Trip suggest four steps to the process of repentance (this is true for both adults & children!):

  1. Consideration – “What does God want my teenager to see about himself that he is not seeing? How can I help him to see these things?”  This step is really about helping teens with self-introspection.  Tripp offers five questions we can ask our children to help facilitate consideration :: A) What was going on? B) What were you thinking and feeling? C) What did you do? D) Why did you do it?
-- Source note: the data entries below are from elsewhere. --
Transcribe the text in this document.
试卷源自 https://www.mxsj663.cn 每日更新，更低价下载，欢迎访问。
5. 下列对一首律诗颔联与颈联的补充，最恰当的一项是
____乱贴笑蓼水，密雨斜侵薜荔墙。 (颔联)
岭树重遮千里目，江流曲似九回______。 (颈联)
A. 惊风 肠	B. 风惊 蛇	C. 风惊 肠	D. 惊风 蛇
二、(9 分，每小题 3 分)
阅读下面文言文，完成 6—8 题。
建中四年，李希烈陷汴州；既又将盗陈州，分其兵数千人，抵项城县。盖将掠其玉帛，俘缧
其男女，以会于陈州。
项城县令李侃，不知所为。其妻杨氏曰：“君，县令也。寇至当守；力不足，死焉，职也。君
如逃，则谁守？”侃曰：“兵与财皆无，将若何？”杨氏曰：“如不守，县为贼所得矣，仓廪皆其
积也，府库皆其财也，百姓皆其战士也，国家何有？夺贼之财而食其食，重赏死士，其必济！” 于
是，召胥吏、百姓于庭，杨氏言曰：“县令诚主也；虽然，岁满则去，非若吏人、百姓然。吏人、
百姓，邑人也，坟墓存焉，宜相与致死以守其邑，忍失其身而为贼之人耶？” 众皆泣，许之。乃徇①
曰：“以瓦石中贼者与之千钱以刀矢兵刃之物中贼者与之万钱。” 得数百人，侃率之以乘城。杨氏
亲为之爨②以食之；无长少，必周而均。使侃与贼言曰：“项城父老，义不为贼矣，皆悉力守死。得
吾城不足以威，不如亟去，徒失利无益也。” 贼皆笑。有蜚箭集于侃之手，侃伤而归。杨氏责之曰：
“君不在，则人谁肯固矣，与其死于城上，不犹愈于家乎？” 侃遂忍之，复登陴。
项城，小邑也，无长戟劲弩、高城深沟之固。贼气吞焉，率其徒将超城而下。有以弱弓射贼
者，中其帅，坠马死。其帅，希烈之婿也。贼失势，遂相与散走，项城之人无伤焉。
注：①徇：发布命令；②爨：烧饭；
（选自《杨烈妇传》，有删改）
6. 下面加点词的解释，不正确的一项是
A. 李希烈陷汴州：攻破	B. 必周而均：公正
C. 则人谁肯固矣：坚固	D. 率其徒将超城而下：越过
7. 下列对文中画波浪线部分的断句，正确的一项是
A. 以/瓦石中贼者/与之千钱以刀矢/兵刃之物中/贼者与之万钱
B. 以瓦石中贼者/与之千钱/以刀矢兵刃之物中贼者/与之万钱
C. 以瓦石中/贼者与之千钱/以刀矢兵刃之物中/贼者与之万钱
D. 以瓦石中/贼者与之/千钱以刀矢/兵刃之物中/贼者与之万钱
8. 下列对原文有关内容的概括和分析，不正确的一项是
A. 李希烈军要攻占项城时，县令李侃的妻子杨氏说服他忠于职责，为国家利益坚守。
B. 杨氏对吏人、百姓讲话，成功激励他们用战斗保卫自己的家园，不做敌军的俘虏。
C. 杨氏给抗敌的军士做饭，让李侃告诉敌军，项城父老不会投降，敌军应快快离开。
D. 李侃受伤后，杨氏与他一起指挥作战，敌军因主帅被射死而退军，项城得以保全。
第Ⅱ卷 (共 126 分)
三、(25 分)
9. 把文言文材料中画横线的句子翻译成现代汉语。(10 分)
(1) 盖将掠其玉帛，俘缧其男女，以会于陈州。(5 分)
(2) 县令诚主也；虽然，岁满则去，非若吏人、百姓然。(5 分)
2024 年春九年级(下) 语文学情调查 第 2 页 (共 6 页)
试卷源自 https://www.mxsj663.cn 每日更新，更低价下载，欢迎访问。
E) What was the result?
  2. Confession – “I am convinced that one of the great mistakes we make when we confront our teenagers is that we tend to make their confessions for them . . . Our goal must be to lead our teenagers to make statements of confession.”
  3. Commitment – this involves the “teenager’s promise to live, act, and respond in a new way.  This commitment must be to God and to the appropriate people.”
  4. Change – “We need to help our teenagers think about particular situations and relationships, and how thye will do old things in a new, God-glorifying way” (be specific).

As parents, we have to be intentional and strategic about the ultimate goals we have for our children.  For Christian parents, that includes not just control or behavior modification, but true repentance of sin and faith in Jesus Christ.  We must, from an early age, build this into the DNA of our instructing and disciplining if we hope to put our kids in a position to succeed as authentic, mature Christian adults.